When she paused, he nodded. “Why didn’t you tell me this before?”
“I would have, I suppose, if you had believed me when I told you about seeing him in the woods that time, but when you didn’t, I guess I decided you didn’t want to know any of the details about him. You were jealous, I expect.”
He snorted.
“No, really, Chuff. You were only nine then, remember, and you were so protective of me that I am not sure you would have welcomed any other protector.”
“Hoots, lass, it’s natural for a brother to look after his sister. Mrs. Conochie who cooks at Shian now, has got two bairns, and although there’s no one for them to fear here, her Tam watches over wee Flora like I watched over you. For all that, though, I can tell you I welcomed Himself when he came, and our Mary.”
“Yes, but they were different They protected both of us, and your inheritance. They were real, Chuff, and willing to take the place of the parents we had never known. Before you came to trust them, though, you still looked after me,” she added gently. “You did so until Himself sent you off to school.”
“Aye, and I didn’t much want to go then, either,” he admitted, giving her arm a squeeze. “You looked so sad the day I left. I’ll never forget that, lassie. If I had known how you pined for me—”
“I’m glad they didn’t tell you,” she said quickly. “Charles, Lord MacCrichton, should be an educated man. They were right to send you to Edinburgh, and it’s right that you should go to Oxford now.”
“Anything more that I need to know I could learn from Himself,” Chuff said.
“He says you cannot, that one needs to know too much nowadays, that things are changing so rapidly that one man on his own cannot keep up with the changes.”
“Then I could study at Edinburgh,” he said. “I’d not need to be so far from home, Pinkie. I miss you, too, you know, when I’m away.”
“I do know,” she said, “but Himself says we must learn more about England and the English, and at least he’s letting me go to London, too, Chuff.”
“Do you
want
to go?”
“Well, I don’t want to leave the Highlands, but I do want to see where you’ll be, since he will take me,” she said. “He and Mary both say that England is not the scary place it’s always been in my mind, and that I ought to see as much for myself. Most of all, though, it means not having to say good-bye to you so soon. Before you have to go to Oxford we’ll have at least six weeks together in London.”

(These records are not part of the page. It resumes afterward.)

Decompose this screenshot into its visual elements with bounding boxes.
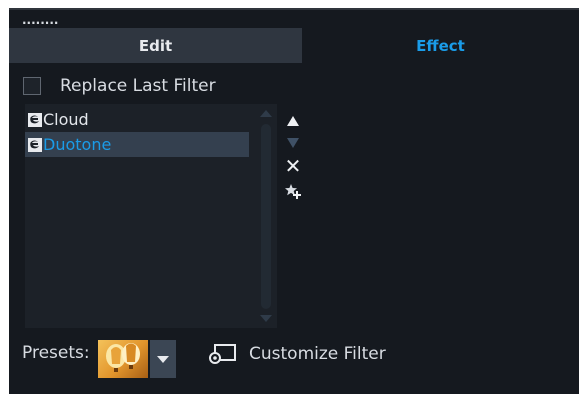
tab-edit[interactable]: Edit bbox=[9, 28, 302, 63]
filter-panel: ........ Edit Effect Replace Last Filter… bbox=[9, 8, 579, 394]
list-item-cloud[interactable]: Cloud bbox=[25, 107, 249, 132]
list-item-duotone[interactable]: Duotone bbox=[25, 132, 249, 157]
move-down-icon[interactable] bbox=[284, 134, 302, 152]
replace-last-filter-checkbox[interactable] bbox=[23, 77, 41, 95]
filter-fx-icon bbox=[28, 137, 42, 152]
replace-last-filter-label[interactable]: Replace Last Filter bbox=[60, 76, 216, 96]
presets-dropdown-button[interactable] bbox=[150, 340, 176, 378]
chevron-down-icon bbox=[157, 355, 169, 363]
delete-filter-icon[interactable]: ✕ bbox=[284, 156, 302, 176]
replace-last-filter-row: Replace Last Filter bbox=[23, 76, 216, 96]
list-item-label: Duotone bbox=[43, 135, 112, 154]
scroll-up-arrow-icon[interactable] bbox=[260, 110, 272, 117]
panel-grip-handle[interactable]: ........ bbox=[22, 14, 58, 26]
filter-fx-icon bbox=[28, 112, 42, 127]
scroll-down-arrow-icon[interactable] bbox=[260, 315, 272, 322]
tab-effect[interactable]: Effect bbox=[302, 28, 579, 63]
add-favorite-icon[interactable] bbox=[284, 182, 302, 200]
list-scrollbar[interactable] bbox=[252, 104, 277, 328]
move-up-icon[interactable] bbox=[284, 112, 302, 130]
scroll-track[interactable] bbox=[261, 124, 271, 309]
tab-bar: Edit Effect bbox=[9, 28, 579, 63]
presets-label: Presets: bbox=[22, 343, 90, 363]
list-item-label: Cloud bbox=[43, 110, 89, 129]
preset-thumbnail[interactable] bbox=[98, 340, 148, 378]
customize-filter-button[interactable]: Customize Filter bbox=[208, 343, 386, 365]
customize-filter-label: Customize Filter bbox=[249, 344, 386, 364]
customize-filter-icon bbox=[209, 344, 236, 364]
applied-filters-list: Cloud Duotone bbox=[25, 104, 277, 328]
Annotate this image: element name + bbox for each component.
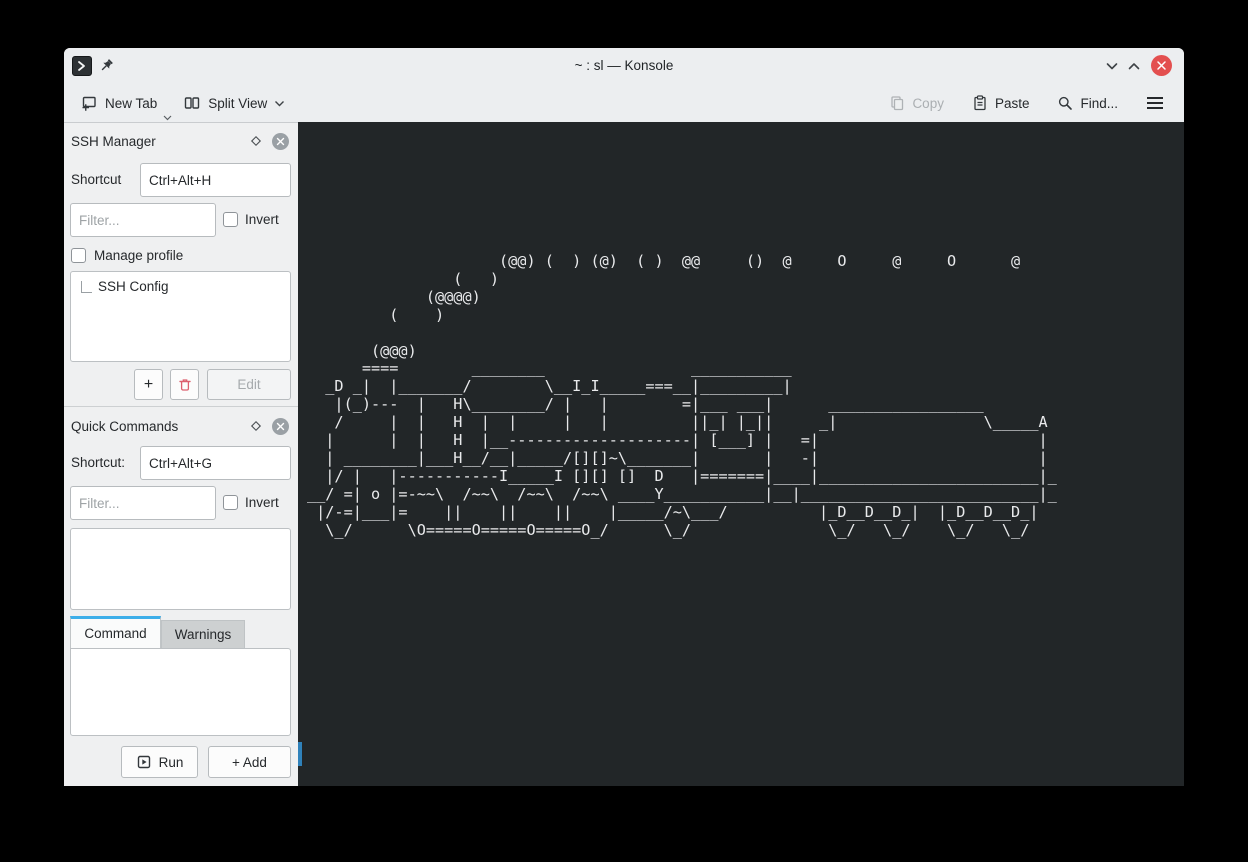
desktop: ~ : sl — Konsole New Tab bbox=[0, 0, 1248, 862]
qc-command-editor[interactable] bbox=[70, 648, 291, 736]
split-view-chevron-icon bbox=[274, 100, 285, 107]
split-view-icon bbox=[183, 94, 201, 112]
titlebar[interactable]: ~ : sl — Konsole bbox=[64, 48, 1184, 84]
new-tab-label: New Tab bbox=[105, 96, 157, 111]
float-panel-icon[interactable] bbox=[250, 135, 262, 147]
new-tab-button[interactable]: New Tab bbox=[74, 90, 163, 116]
split-view-label: Split View bbox=[208, 96, 267, 111]
trash-icon bbox=[177, 377, 193, 393]
main-content: SSH Manager Shortcut Invert Manage profi… bbox=[64, 122, 1184, 786]
quick-commands-title: Quick Commands bbox=[71, 419, 250, 434]
paste-button[interactable]: Paste bbox=[966, 91, 1036, 115]
sidebar: SSH Manager Shortcut Invert Manage profi… bbox=[64, 122, 298, 786]
qc-filter-input[interactable] bbox=[70, 486, 216, 520]
ssh-manager-title: SSH Manager bbox=[71, 134, 250, 149]
copy-button: Copy bbox=[883, 91, 950, 115]
manage-profile-checkbox[interactable] bbox=[71, 248, 86, 263]
copy-label: Copy bbox=[912, 96, 944, 111]
ascii-train: (@@) ( ) (@) ( ) @@ () @ O @ O @ ( ) (@@… bbox=[307, 253, 1057, 540]
pin-icon[interactable] bbox=[98, 58, 114, 74]
tree-branch-icon bbox=[81, 281, 92, 293]
close-panel-icon[interactable] bbox=[272, 133, 289, 150]
ssh-add-button[interactable]: + bbox=[134, 369, 163, 400]
run-icon bbox=[136, 754, 152, 770]
run-button[interactable]: Run bbox=[121, 746, 198, 778]
quick-commands-header: Quick Commands bbox=[64, 412, 298, 440]
terminal-area[interactable]: (@@) ( ) (@) ( ) @@ () @ O @ O @ ( ) (@@… bbox=[298, 122, 1184, 786]
toolbar: New Tab Split View Copy bbox=[64, 84, 1184, 122]
close-button[interactable] bbox=[1151, 55, 1172, 76]
ssh-manager-header: SSH Manager bbox=[64, 127, 298, 155]
ssh-filter-input[interactable] bbox=[70, 203, 216, 237]
paste-label: Paste bbox=[995, 96, 1030, 111]
ssh-invert-label: Invert bbox=[245, 212, 279, 227]
ssh-edit-label: Edit bbox=[237, 377, 260, 392]
qc-command-list[interactable] bbox=[70, 528, 291, 610]
qc-invert-checkbox[interactable] bbox=[223, 495, 238, 510]
ssh-edit-button: Edit bbox=[207, 369, 291, 400]
copy-icon bbox=[889, 95, 905, 111]
ssh-delete-button[interactable] bbox=[170, 369, 199, 400]
qc-shortcut-input[interactable] bbox=[140, 446, 291, 480]
hamburger-icon bbox=[1146, 96, 1164, 110]
find-button[interactable]: Find... bbox=[1051, 91, 1124, 115]
terminal-scrollbar-thumb[interactable] bbox=[298, 742, 302, 766]
tab-command[interactable]: Command bbox=[70, 616, 161, 648]
maximize-button[interactable] bbox=[1126, 58, 1142, 74]
tab-command-label: Command bbox=[84, 626, 146, 641]
search-icon bbox=[1057, 95, 1073, 111]
tab-warnings-label: Warnings bbox=[175, 627, 232, 642]
hamburger-menu-button[interactable] bbox=[1140, 92, 1170, 114]
qc-invert-label: Invert bbox=[245, 495, 279, 510]
float-panel-icon[interactable] bbox=[250, 420, 262, 432]
ssh-tree: SSH Config bbox=[70, 271, 291, 362]
ssh-shortcut-label: Shortcut bbox=[71, 172, 121, 187]
add-label: + Add bbox=[232, 755, 267, 770]
plus-icon: + bbox=[144, 376, 153, 394]
split-view-button[interactable]: Split View bbox=[177, 90, 291, 116]
tree-item-ssh-config[interactable]: SSH Config bbox=[98, 279, 169, 294]
run-label: Run bbox=[159, 755, 184, 770]
panel-separator bbox=[64, 406, 298, 407]
ssh-invert-checkbox[interactable] bbox=[223, 212, 238, 227]
close-panel-icon[interactable] bbox=[272, 418, 289, 435]
konsole-window: ~ : sl — Konsole New Tab bbox=[64, 48, 1184, 786]
konsole-app-icon bbox=[72, 56, 92, 76]
window-title: ~ : sl — Konsole bbox=[64, 48, 1184, 84]
paste-icon bbox=[972, 95, 988, 111]
minimize-button[interactable] bbox=[1104, 58, 1120, 74]
new-tab-dropdown-icon bbox=[163, 115, 172, 121]
new-tab-icon bbox=[80, 94, 98, 112]
manage-profile-label: Manage profile bbox=[94, 248, 183, 263]
qc-shortcut-label: Shortcut: bbox=[71, 455, 125, 470]
add-command-button[interactable]: + Add bbox=[208, 746, 291, 778]
find-label: Find... bbox=[1080, 96, 1118, 111]
tab-warnings[interactable]: Warnings bbox=[161, 620, 245, 648]
ssh-shortcut-input[interactable] bbox=[140, 163, 291, 197]
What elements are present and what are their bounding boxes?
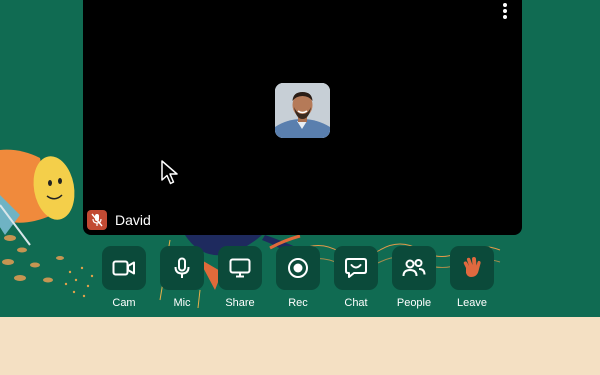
share-label: Share [225,297,255,309]
call-controls: Cam Mic Share Rec Chat People Leave [102,246,494,309]
more-options-icon[interactable] [502,3,508,19]
people-icon [402,259,426,277]
camera-icon [112,260,135,276]
people-label: People [396,297,432,309]
chat-control: Chat [334,246,378,309]
participant-name-tag: David [87,210,151,230]
share-button[interactable] [218,246,262,290]
rec-label: Rec [288,297,308,309]
mic-control: Mic [160,246,204,309]
bottom-band [0,317,600,375]
mouse-cursor-icon [161,160,178,185]
people-button[interactable] [392,246,436,290]
record-icon [288,258,308,278]
share-control: Share [218,246,262,309]
mic-label: Mic [173,297,191,309]
avatar [275,83,330,138]
leave-label: Leave [457,297,487,309]
cam-control: Cam [102,246,146,309]
call-background: David Cam Mic Share Rec Chat People Leav… [0,0,600,317]
rec-button[interactable] [276,246,320,290]
microphone-icon [174,257,190,278]
leave-button[interactable] [450,246,494,290]
mic-off-icon [87,210,107,230]
video-panel: David [83,0,522,235]
leave-control: Leave [450,246,494,309]
chat-label: Chat [344,297,368,309]
chat-button[interactable] [334,246,378,290]
monitor-icon [229,258,251,278]
people-control: People [392,246,436,309]
chat-icon [345,258,367,278]
mic-button[interactable] [160,246,204,290]
participant-name: David [115,212,151,228]
participant-photo [275,83,330,138]
wave-hand-icon [463,257,481,277]
rec-control: Rec [276,246,320,309]
cam-label: Cam [112,297,136,309]
cam-button[interactable] [102,246,146,290]
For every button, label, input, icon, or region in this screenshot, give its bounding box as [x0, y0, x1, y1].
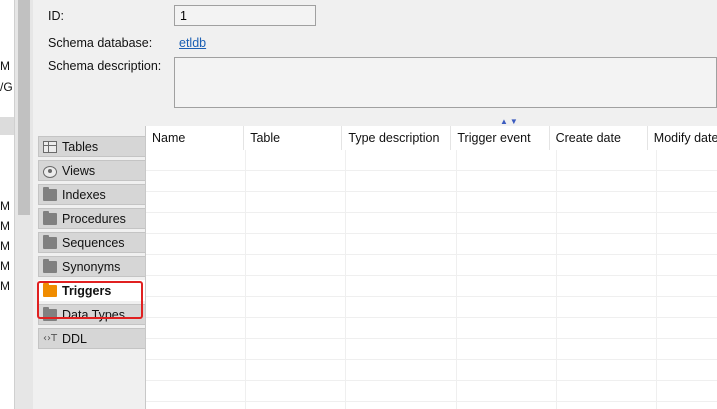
schema-description-label: Schema description:	[48, 59, 162, 73]
tab-label: Data Types	[62, 307, 126, 322]
left-fragment-text: /G	[0, 80, 13, 94]
left-selected-row[interactable]	[0, 117, 14, 135]
folder-icon	[43, 306, 57, 321]
tab-triggers[interactable]: Triggers	[38, 280, 145, 301]
tab-label: Procedures	[62, 211, 126, 226]
column-header-type-description[interactable]: Type description	[342, 126, 452, 150]
table-row[interactable]	[146, 255, 717, 276]
table-row[interactable]	[146, 339, 717, 360]
left-fragment-text: M	[0, 259, 10, 273]
tab-label: Views	[62, 163, 96, 178]
table-row[interactable]	[146, 297, 717, 318]
tab-data-types[interactable]: Data Types	[38, 304, 145, 325]
tab-label: Triggers	[62, 283, 112, 298]
column-header-trigger-event[interactable]: Trigger event	[451, 126, 550, 150]
tab-label: DDL	[62, 331, 88, 346]
tab-indexes[interactable]: Indexes	[38, 184, 145, 205]
column-header-modify-date[interactable]: Modify date	[648, 126, 717, 150]
schema-database-link[interactable]: etldb	[179, 36, 206, 50]
column-header-create-date[interactable]: Create date	[550, 126, 648, 150]
tab-sequences[interactable]: Sequences	[38, 232, 145, 253]
tab-ddl[interactable]: ‹›T DDL	[38, 328, 145, 349]
table-row[interactable]	[146, 381, 717, 402]
table-row[interactable]	[146, 360, 717, 381]
tab-label: Sequences	[62, 235, 125, 250]
grid-column-line	[656, 150, 657, 409]
schema-description-field[interactable]	[174, 57, 717, 108]
id-field[interactable]	[174, 5, 316, 26]
id-label: ID:	[48, 9, 64, 23]
column-header-table[interactable]: Table	[244, 126, 343, 150]
folder-icon	[43, 234, 57, 249]
folder-icon	[43, 258, 57, 273]
folder-icon	[43, 210, 57, 225]
tab-views[interactable]: Views	[38, 160, 145, 181]
object-tabs: Tables Views Indexes Procedures Sequence…	[38, 136, 145, 352]
table-row[interactable]	[146, 234, 717, 255]
grid-header: Name Table Type description Trigger even…	[146, 126, 717, 150]
tab-label: Tables	[62, 139, 99, 154]
grid-column-line	[245, 150, 246, 409]
table-row[interactable]	[146, 213, 717, 234]
tab-label: Indexes	[62, 187, 106, 202]
left-panel-remnant: M /G M M M M M	[0, 0, 14, 409]
grid-column-line	[556, 150, 557, 409]
schema-database-label: Schema database:	[48, 36, 153, 50]
tab-synonyms[interactable]: Synonyms	[38, 256, 145, 277]
left-fragment-text: M	[0, 59, 10, 73]
splitter-arrows-icon[interactable]: ▲▼	[500, 118, 520, 126]
tab-label: Synonyms	[62, 259, 121, 274]
left-fragment-text: M	[0, 199, 10, 213]
table-row[interactable]	[146, 171, 717, 192]
scrollbar-thumb[interactable]	[18, 0, 30, 215]
left-scrollbar[interactable]	[14, 0, 33, 409]
table-icon	[43, 140, 57, 153]
left-fragment-text: M	[0, 219, 10, 233]
folder-icon	[43, 282, 57, 297]
table-row[interactable]	[146, 150, 717, 171]
table-row[interactable]	[146, 192, 717, 213]
ddl-icon: ‹›T	[43, 332, 58, 344]
grid-column-line	[456, 150, 457, 409]
grid-column-line	[345, 150, 346, 409]
column-header-name[interactable]: Name	[146, 126, 245, 150]
left-fragment-text: M	[0, 279, 10, 293]
triggers-grid[interactable]: Name Table Type description Trigger even…	[145, 126, 717, 409]
folder-icon	[43, 186, 57, 201]
table-row[interactable]	[146, 318, 717, 339]
eye-icon	[43, 165, 57, 178]
tab-tables[interactable]: Tables	[38, 136, 145, 157]
tab-procedures[interactable]: Procedures	[38, 208, 145, 229]
table-row[interactable]	[146, 276, 717, 297]
left-fragment-text: M	[0, 239, 10, 253]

“To get a little town bronze,” Chuff said, grinning, as he repeated the phrase they had heard the earl use more than once. “You’ll like dressing up, Pinkie.”
“Aye, I will that,” she agreed, “but not as much as Lady Agnes will.”
Chuff chuckled. “Lady Agnes has always wanted to go to London, has she not, but I wonder how much she’ll like it there if people insist on calling her the Dowager Countess of Balcardane, instead of Lady Agnes Campbell.”
“She’s such a dear that I daresay they will call her whatever she tells them to call her, especially since she will keep right on explaining to them why they must do so until they feel as if their eyes have begun spinning in their heads,” Pinkie said, thinking fondly of the earl’s chatty mother, who had accepted two ragged children into her household as easily as if they had been her own grandchildren.
“She’ll fair talk the hair off their heads; that’s true enough,” Chuff said with the twinkle that generally lit his eyes when he spoke of Lady Agnes.